Solidarité de l’UA avec le Mali malgré les défis sécuritaires

L’Union africaine réaffirme son soutien au Mali face à la crise sécuritaire

À l’occasion d’une visite officielle à Bamako, le président de la Commission de l’Union africaine (UA) a réitéré l’engagement de l’organisation auprès des autorités maliennes. Mahmoud Ali Youssouf a souligné que la stabilité du Mali reste une priorité pour l’ensemble du continent, malgré la suspension du pays de l’UA depuis le coup d’État de 2021.

Mali, Bamako, 2026 | Monument en hommage à l'armée malienne après les attaques rebelles (illustration)

Un soutien politique fort malgré la suspension de 2021

L’UA maintient une coopération active avec Bamako, bien que le Mali soit suspendu depuis le coup d’État de 2021. Cette décision avait été prise en réponse à la rupture de l’ordre constitutionnel, avec pour objectif d’inciter un retour rapide à l’ordre institutionnel.
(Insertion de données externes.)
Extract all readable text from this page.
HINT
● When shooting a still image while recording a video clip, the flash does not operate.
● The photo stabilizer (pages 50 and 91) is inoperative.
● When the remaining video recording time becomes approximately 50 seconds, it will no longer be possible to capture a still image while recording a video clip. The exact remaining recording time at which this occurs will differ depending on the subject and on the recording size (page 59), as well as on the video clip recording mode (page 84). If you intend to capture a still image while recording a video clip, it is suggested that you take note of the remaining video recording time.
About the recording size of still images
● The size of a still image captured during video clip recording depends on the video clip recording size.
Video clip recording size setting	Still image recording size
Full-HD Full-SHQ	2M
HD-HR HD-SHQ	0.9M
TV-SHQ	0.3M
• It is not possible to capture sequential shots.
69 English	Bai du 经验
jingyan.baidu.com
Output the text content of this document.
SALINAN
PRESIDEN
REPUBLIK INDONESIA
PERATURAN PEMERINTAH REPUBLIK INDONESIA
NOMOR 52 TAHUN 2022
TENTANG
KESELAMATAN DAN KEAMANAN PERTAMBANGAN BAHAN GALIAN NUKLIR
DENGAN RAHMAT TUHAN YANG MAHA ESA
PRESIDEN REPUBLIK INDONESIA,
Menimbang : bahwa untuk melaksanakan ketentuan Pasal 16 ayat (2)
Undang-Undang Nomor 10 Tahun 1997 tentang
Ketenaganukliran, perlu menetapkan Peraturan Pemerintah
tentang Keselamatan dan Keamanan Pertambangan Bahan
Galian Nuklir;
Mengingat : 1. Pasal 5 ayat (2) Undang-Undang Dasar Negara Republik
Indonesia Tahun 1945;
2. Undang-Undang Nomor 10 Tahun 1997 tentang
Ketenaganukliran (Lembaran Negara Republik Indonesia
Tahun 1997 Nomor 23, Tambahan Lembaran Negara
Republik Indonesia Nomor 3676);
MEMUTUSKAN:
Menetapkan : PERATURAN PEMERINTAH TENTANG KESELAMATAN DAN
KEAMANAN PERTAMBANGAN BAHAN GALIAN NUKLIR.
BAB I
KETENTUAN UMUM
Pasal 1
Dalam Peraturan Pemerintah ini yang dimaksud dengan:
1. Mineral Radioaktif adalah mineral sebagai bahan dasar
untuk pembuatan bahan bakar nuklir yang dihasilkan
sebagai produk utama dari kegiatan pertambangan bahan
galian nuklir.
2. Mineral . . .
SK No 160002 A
Cependant, l’organisation panafricaine refuse d’isoler le Mali, reconnaissant que sa stabilité est essentielle pour la sécurité de toute la région. Pour cela, elle s’appuie sur son représentant spécial pour le Mali et le Sahel, ainsi que sur la Mission de l’UA pour le Sahel et le Mali (MISAHEL).

La visite de Mahmoud Ali Youssouf : un geste de solidarité en question

Cette visite officielle du président de la Commission de l’UA vise à exprimer la pleine solidarité de l’organisation avec le Mali, face à l’intensification des attaques armées qui frappent le pays. Mais pour certains observateurs, comme Alioune Tine, fondateur du Africa Jom Center, cette solidarité doit se traduire par des actions concrètes. Il plaide pour une mobilisation accrue des pays africains, notamment en termes de soutien militaire et de renseignement, afin d’aider le Mali à lutter contre le terrorisme.

« Il est essentiel que le président de la Commission de l’Union africaine passe des paroles aux actes. Il doit sensibiliser les États membres capables de fournir une aide directe, et surtout mobiliser des troupes africaines pour soutenir Bamako dans sa lutte antiterroriste. C’est là l’urgence absolue », insiste-t-il.

Mali, Kidal, 2022 | Des combattants du mouvement de libération MNLA lors d'un congrès (Illustration)

Les défis d’une action efficace de l’UA

Malgré la remise en cause de l’Accord d’Alger de 2015 par les autorités maliennes, l’UA continue de privilégier le dialogue et les solutions politiques pour résoudre la crise. Pourtant, l’évolution récente du conflit, marquée par l’alliance des séparatistes du Nord avec le Groupe de soutien à l’islam et aux musulmans (Jnim), suscite des interrogations. L’UA considère cette coalition comme une menace majeure pour la stabilité du pays et refuse toute légitimité à ses revendications ou à ses offensives.

L’organisation réaffirme son attachement à l’unité territoriale du Mali tout en appelant à un renforcement des efforts régionaux contre le terrorisme. Cependant, Aly Tounkara, analyste au Centre des études sécuritaires et stratégiques au Sahel, met en lumière les limites structurelles de l’UA. Selon lui, les divergences entre les pays membres rendent difficile une réponse unifiée et efficace.

« Il est illusoire d’attendre un soutien militaire ou même un appui en renseignement de la part de l’UA, tant les États membres peinent à s’accorder sur une stratégie commune vis-à-vis du Mali. Sans compter les interférences extérieures et la dépendance aux financements non sahéliens, qui affaiblissent la pertinence et l’efficacité de l’organisation », analyse-t-il.

Éthiopie, Addis-Abeba, 2026 | Mahmoud Ali Youssouf, président de l'AUC, prend la parole lors du sommet de l'UA

Entre soutien diplomatique, appel à l’unité nationale et contraintes politiques internes, l’UA tente de trouver sa place dans la crise malienne. Reste à savoir si cette visite marquera le début d’un engagement plus concret ou restera un simple geste symbolique.